Friday, May 21, 2010

Vegas Vacation, Part II

No matter where I go, I like to make new friends. For a while, my best friends at the Prairie Band Casino just north of Topeka were a group of dwarves who spent their days Bustin’ Barrels. I was also lucky enough to be invited to the Village People Party on several occasions, and got to experience Lobstermania as well. But the problem with casino friends is that they’re never faithful.

(Uncompensated plug: The Prairie Band Casino is really a very nice set-up. The layout is open, the staff is friendly, the place is well-run, and the slots seem looser than most. The Three Fires restaurant has very nice steaks, but lots of places in Kansas do that. What really sets it apart is the adjacent hotel, which is unexpectedly opulent and features outdoor hot tubs around burning council fires. A really nice overnight getaway even if you don’t gamble. Very cool.)

I’m not really much of a gambler, but I’m surely not above dropping a twenty into the penny slots every now and then. That’s how I met The Frog Princess on my first trip to Vegas. The Princess and I have had a thing going on for two years. (The Bride, bless her, is not only understanding of our relationship but in fact encourages me to spend time with The Princess as a way of strengthening our marriage through a mutually enjoyable pastime and stop me from fretting over her shoulder while she plays slots for real…and most often wins.) The Princess Looks like a green Orion slave girl from Star Trek (TOS: The Menagerie) with Jessica Rabbit curves and a somewhat more puffy face. When the reels line up just right, she wiggles her hips, winks at you, and puckers her lips as her generous amphibian bosom heaves, pleading with you. “Spin some more, big boy. Come and get my bonus. Max bet, 100 lines, five credits per line. Go on, take it. You’re a man. Take it from me. Get my bonus. And bring me a big bag of flies.” Which of course you do, because she’s The Princess. You do the single line, one credit bet for the Lady of Wal-Mart. The Princess is royalty.

I will here state for the record that I was unashamedly in love with The Princess. I would spin her dials over and over, shout the word “Princess!” when she herself showed up on the reels, and would stroke the console with a touch reserved for only the most intimate moments when she would grace me with a credit here and there.
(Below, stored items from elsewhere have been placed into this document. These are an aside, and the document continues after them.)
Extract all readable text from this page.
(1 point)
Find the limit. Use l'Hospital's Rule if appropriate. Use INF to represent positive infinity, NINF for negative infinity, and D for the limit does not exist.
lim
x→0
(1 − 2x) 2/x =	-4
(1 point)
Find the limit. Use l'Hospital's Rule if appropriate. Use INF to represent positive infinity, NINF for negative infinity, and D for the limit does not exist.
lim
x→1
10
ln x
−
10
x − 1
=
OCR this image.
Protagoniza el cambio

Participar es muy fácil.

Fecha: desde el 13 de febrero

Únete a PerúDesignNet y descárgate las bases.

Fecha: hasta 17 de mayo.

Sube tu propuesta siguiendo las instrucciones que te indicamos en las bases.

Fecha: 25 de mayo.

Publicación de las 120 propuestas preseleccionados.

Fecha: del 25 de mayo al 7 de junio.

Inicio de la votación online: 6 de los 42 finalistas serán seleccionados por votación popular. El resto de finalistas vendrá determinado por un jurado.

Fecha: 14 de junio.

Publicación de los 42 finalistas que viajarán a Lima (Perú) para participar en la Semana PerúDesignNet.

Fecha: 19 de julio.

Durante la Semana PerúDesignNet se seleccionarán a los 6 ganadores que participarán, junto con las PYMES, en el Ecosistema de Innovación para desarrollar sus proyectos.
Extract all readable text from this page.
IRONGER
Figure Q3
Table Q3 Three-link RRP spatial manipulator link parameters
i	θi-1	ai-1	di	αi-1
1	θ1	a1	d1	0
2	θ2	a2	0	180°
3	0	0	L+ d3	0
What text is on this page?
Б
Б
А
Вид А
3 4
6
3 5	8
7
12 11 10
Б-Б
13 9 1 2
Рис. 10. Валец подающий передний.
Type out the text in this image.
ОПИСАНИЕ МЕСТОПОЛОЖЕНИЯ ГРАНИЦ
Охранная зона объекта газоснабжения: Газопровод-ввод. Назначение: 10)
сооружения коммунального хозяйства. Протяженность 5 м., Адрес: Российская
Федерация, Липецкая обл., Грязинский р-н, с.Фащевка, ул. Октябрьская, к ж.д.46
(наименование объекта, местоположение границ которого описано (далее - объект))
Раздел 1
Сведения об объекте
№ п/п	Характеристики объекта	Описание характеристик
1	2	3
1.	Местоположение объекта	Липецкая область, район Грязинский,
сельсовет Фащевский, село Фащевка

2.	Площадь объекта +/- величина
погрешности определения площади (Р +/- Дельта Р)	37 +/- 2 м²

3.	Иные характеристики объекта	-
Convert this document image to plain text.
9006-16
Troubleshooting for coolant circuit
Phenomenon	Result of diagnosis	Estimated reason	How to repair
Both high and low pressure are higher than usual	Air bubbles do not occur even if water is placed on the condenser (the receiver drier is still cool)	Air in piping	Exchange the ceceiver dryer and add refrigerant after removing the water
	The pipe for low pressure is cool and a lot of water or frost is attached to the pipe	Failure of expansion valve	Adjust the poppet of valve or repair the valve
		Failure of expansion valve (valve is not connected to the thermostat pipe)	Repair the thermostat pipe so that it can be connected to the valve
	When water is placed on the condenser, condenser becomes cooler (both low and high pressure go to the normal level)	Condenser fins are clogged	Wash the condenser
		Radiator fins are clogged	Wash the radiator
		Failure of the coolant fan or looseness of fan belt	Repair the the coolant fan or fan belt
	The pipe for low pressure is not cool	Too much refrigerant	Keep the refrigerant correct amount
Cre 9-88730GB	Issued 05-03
Even when I was not playing, when I passed her in a casino (she exists in many different casinos, a situation which I can only attribute to her powers over the space-time continuum), I would touch the screen as I walked by and whisper, “Pretty Pretty Princess” or “Princess, I love you,” or some other phrase that would, under any other circumstances, get me a nice healthy dose of Thorazine and an immediate appointment with the psychiatrist of your choice. But this was Las Vegas, where the presence of pole dancers is said to affect the way cards lay out on the blackjack table, so a guy fondling a slot machine is really no news at all.

I truly believe, based on results, that for the first two years of my affections The Princess loved me back. But this visit was different. I felt the same, but while she was just as accommodating as always, I could tell something had changed. She would still take me for a spin, but there were no more rewards, no more wiggles, winks, giggles, or grinds. I tried to ask her what was wrong. Did she need time? Did she want commitment? But I never got an answer as my heart slowly fell to pieces, twenty dollars at a time.

I was at a loss. I appealed to Zeus, who had often heard my prayers and responded in a creditable fashion. But the mighty Olympian was no help at all. I made an offering at the altar of Zeus II. I made a repentant pilgrimage to the Palace of Riches. I tried to find myself in the Tiger’s Realm. I spent time watching the Nursing Follies. I even looked to befriend the Dam Lumberjack Beavers. But none could help me lift my despair.

It was later that I saw him. The Frog Prince III. Newer, flashier. More ways to win. Bigger bonuses. And I was still The Lonely Human I.

If you’re reading this, Princess, I still love you. Every time I hear a croak, I think of you. Come back soon.